In the Waldorf elementary classroom we use imagination to reach the students we teach. Instead of teaching new ideas to children about the natural world around them as a series of facts, we tell them stories. Rudolf Steiner, the founder of Waldorf education, believed that children learn best through pictorial representation; as Waldorf teachers we present much of the curriculum through story with many valuable facts imbedded in the narrative and description. The following is a sampling of a nature story I composed in my Waldorf curriculum class for kindergarten or first grade to explain the change of seasons from fall to winter.
The sun faded and the days had started to get shorter. The trees all around began to sing sweet melodies to Grandmother Wind. When the trees sang, beautiful colors appeared on them: crimson, rust, orange, gold and lemon yellow. These colors then awakened the leaf children who loved to frolic and play with Grandmother Wind. One of their favorite games was to see how long they could float in the sky with Grandmother Wind, before they would eventually tumble to the earth below. However, as the days became shorter the leaf children could not play as long during the day and began to argue about who would play when and where. When Grandmother Wind heard them bickering she was sad at the sight of their arguing.
“Have patience dear children. It is important your playing days are shorter now and you will soon know why.”
“When will we know why Grandmother Wind?” they uttered back.
“You will know soon enough,” she answered reassuringly.

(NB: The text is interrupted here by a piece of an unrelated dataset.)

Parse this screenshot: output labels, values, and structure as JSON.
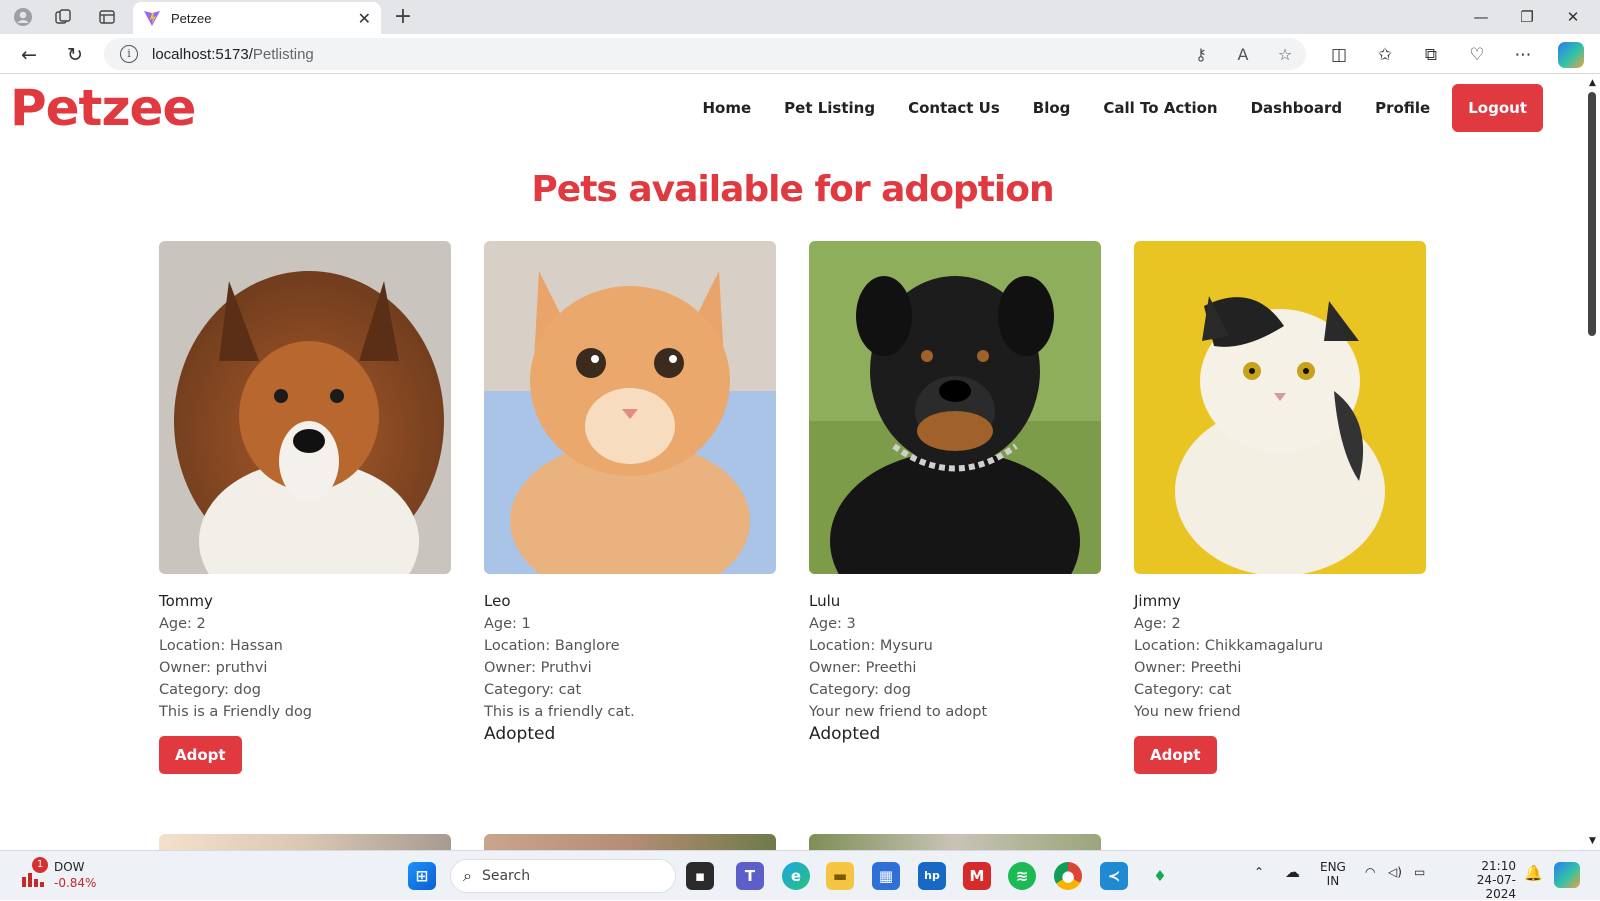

And so it was that the leaf children kept playing and trusted that Grandmother Wind knew why their playing days were getting shorter and shorter. As the days continued many of the leaf children noticed they were tired more easily and did not want to play as long. The leaf children felt content to lie on the earth’s floor, because it felt soft and warm to them. They watched Silvia the Squirrel gather nuts and hide them in strange spots all over the meadow. The leaf children’s game now was to count all of the places Silvia hid her nuts. So, their play changed from that of the sky to that of the earth. When Grandmother Wind saw they were all comfortable lying on the earth she knew it was time to talk to them.
“Your blanket over the earth is very important,” she whispered to them. “Now Father Winter will know it is time for him to come. And soon enough he will tell the snow fairies it is their time to come. Without your help he would not know. Thank you leaf children, you are so dear to me.”
Just then Grandmother Wind moved more strongly about as she felt Father Winter approaching.